Other weak links could be those components that are misconfigured, for example disclosing unnecessary information about software versions in error messages displayed to every user. To be efficient, attacks have to be optimized and adapted to bypass security controls. Automated tools cannot adapt their attack scripts for sophisticated evasion techniques. Undoubtedly hackers can. Ethical hackers, working in the "back office" of hybrid vulnerability scanners, apply the same evasion techniques when assessing the level of exploitability of target systems. This increases the accuracy of exploit level estimates in reports from hybrid vulnerability scanners over automated scanners.

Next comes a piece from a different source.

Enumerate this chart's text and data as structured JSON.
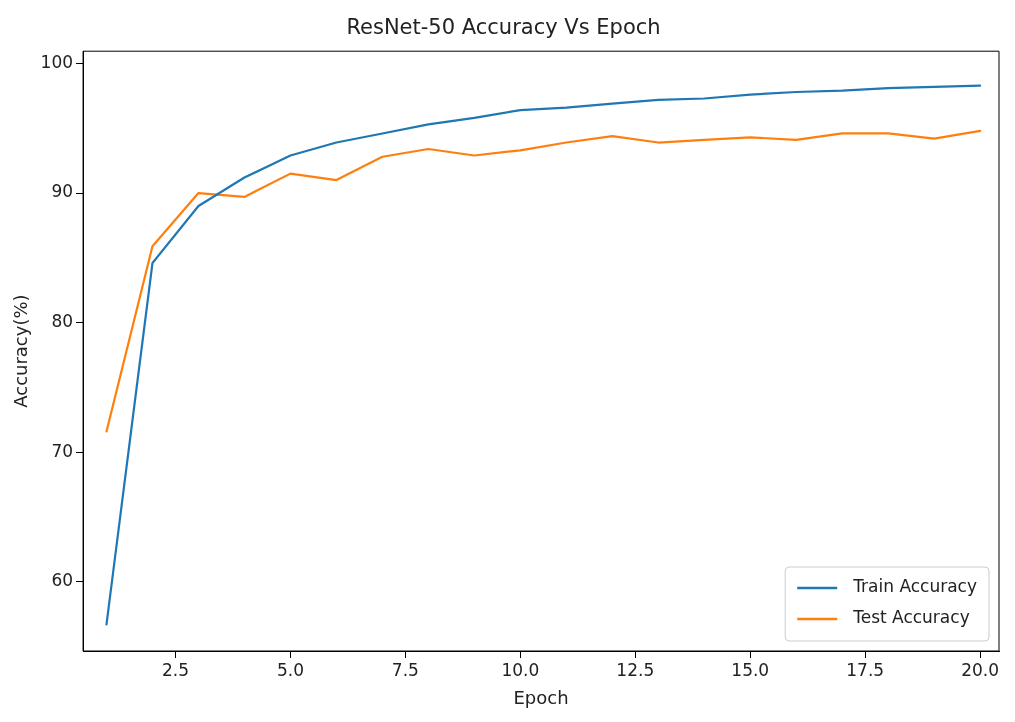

I have tested hybrid vulnerability solutions, such as ImmuniWeb; they offer custom-built scripts in their assessment reports in the form of exploit proof of concept. These scripts are useful for information security teams to verify the likelihood of a risk materializing and to adapt mitigation controls. They could be applied after mitigation controls have been implemented to verify their effectiveness. These target specific scripts were traditionally available only in dedicated ethical hacking and penetration testing projects.
Hybrid vulnerability assessment solutions enrich the arsenal of protection available to information security practitioners in this increasingly insecure cyberworld. With hybrid vulnerability scanners already available on the market, even those information systems identified as being low risk could be included in regular vulnerability assessments. Consequently organizational risk exposure would be more accurately measured and potential business impact further reduced. Indeed, the Financial Times intrusion would probably have been avoided if all their blog systems were systematically tested for security vulnerabilities.
Viktor Polic is adjunct faculty in information security and telecommunications at Webster University in Geneva and CISO at one of the UN's specialized agencies.